Wood that has gotten wet from a past leak or tub overflow can develop dry rot, which is a fungus that slowly destroys wood — even after the leak is repaired and the wood dries out.
Demolition is always messy, and be sure to take care that dust and debris are confined to the bathroom and not spread through the house.
In purchasing plumbing fixtures, it is my opinion that you are best off buying established brands like Kohler, Moen, Grohe, American Standard, etc., and by steering clear of any discount or generic brands that are often promoted as sales leaders by some retailers.
A name-brand plumbing fixture is more likely to be well made from quality materials, and will usually be easier to find replacement parts or rebuild kits for if needed.
Tubs generally are made from cast iron with a porcelain finish or in a synthetic material like acrylic or fiberglass.

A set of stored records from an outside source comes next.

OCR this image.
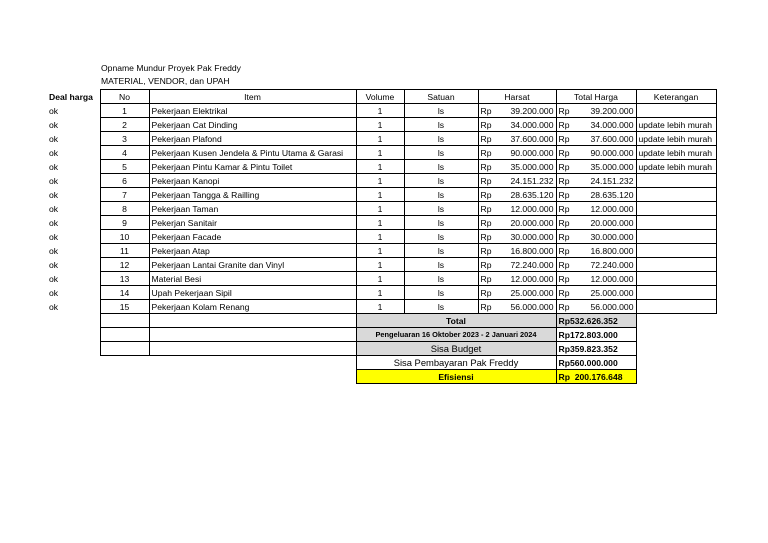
Opname Mundur Proyek Pak Freddy
MATERIAL, VENDOR, dan UPAH
Deal harga	No	Item	Volume	Satuan	Harsat	Total Harga	Keterangan
ok	1	Pekerjaan Elektrikal	1	ls	Rp 39.200.000	Rp 39.200.000	

ok	2	Pekerjaan Cat Dinding	1	ls	Rp 34.000.000	Rp 34.000.000	update lebih murah
ok	3	Pekerjaan Plafond	1	ls	Rp 37.600.000	Rp 37.600.000	update lebih murah
ok	4	Pekerjaan Kusen Jendela & Pintu Utama & Garasi	1	ls	Rp 90.000.000	Rp 90.000.000	update lebih murah
ok	5	Pekerjaan Pintu Kamar & Pintu Toilet	1	ls	Rp 35.000.000	Rp 35.000.000	update lebih murah
ok	6	Pekerjaan Kanopi	1	ls	Rp 24.151.232	Rp 24.151.232	

ok	7	Pekerjaan Tangga & Railling	1	ls	Rp 28.635.120	Rp 28.635.120	

ok	8	Pekerjaan Taman	1	ls	Rp 12.000.000	Rp 12.000.000	

ok	9	Pekerjan Sanitair	1	ls	Rp 20.000.000	Rp 20.000.000	

ok	10	Pekerjaan Facade	1	ls	Rp 30.000.000	Rp 30.000.000	

ok	11	Pekerjaan Atap	1	ls	Rp 16.800.000	Rp 16.800.000	

ok	12	Pekerjaan Lantai Granite dan Vinyl	1	ls	Rp 72.240.000	Rp 72.240.000	

ok	13	Material Besi	1	ls	Rp 12.000.000	Rp 12.000.000	

ok	14	Upah Pekerjaan Sipil	1	ls	Rp 25.000.000	Rp 25.000.000	

ok	15	Pekerjaan Kolam Renang	1	ls	Rp 56.000.000	Rp 56.000.000	

			Total			Rp532.626.352	
			Pengeluaran 16 Oktober 2023 - 2 Januari 2024			Rp172.803.000	
			Sisa Budget			Rp359.823.352	
			Sisa Pembayaran Pak Freddy			Rp560.000.000	
			Efisiensi			Rp  200.176.648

I personally prefer the insulated synthetic tubs because they tend not to transfer heat from the bath water, keeping it warmer for longer than a cast iron tub for those times when you want to just soak for awhile.
The insulated synthetic tubs are also quieter when being filled and much lighter in weight than the cast iron tubs, which is good news for the backs of the plumbers who must lift and set them into place.
Both styles of tubs are available with a continuous front called an apron or without an apron, which requires a base wall to be built to support the front edge of the tub that faces out to the room.
A tub with an apron will require less labor from the carpenter to build the support wall and less labor spent dry walling, painting or tiling the face of the support wall.
There are two options for preparing the walls to support the tile and water seal the enclosure after the new tub and plumbing fixtures are in place.
The first is for the tile setter to float out a layer of concrete onto steel lathing over a waterproof membrane, all fastened to the wall studs, and the second is to cover the walls with a premade concrete backer board over the membrane instead of concrete.
Both options are good if done correctly by an experienced tile setter, and the concrete backer board will require less labor and expense.
Either method, if done correctly will provide your tile setter with a waterproof surface that is both plumb and square that he needs to start setting your tiles.
Homeowners often choose to just tile up vertically from the tub to a little above the shower head or you can tile all the way to the ceiling, which can be attractive and not add a big additional expense to the project.
Other nice details that can be added to the tile installation are recessed boxes in the tile walls, called niches, for bottles of shampoo, or a bench or triangular corner ledge.
After the tile installation and grouting is completed, the finishing touch is the shower door, which I think is much preferable to a shower curtain as a way of keeping water off the floor and adjacent walls.
A showering guest who doesn’t bother or forgets to ensure that the shower curtain is completely closed can accidentally flood your bathroom flooring, which can become an expensive problem over time.
A shower door is much more effective at keeping your bathroom floor dry. A simple yet attractive sliding shower door can be purchased at most home improvement supply stores for about $350. Most any glass shop will have more expensive shower door options on display on their sales floor if you desire a more custom look.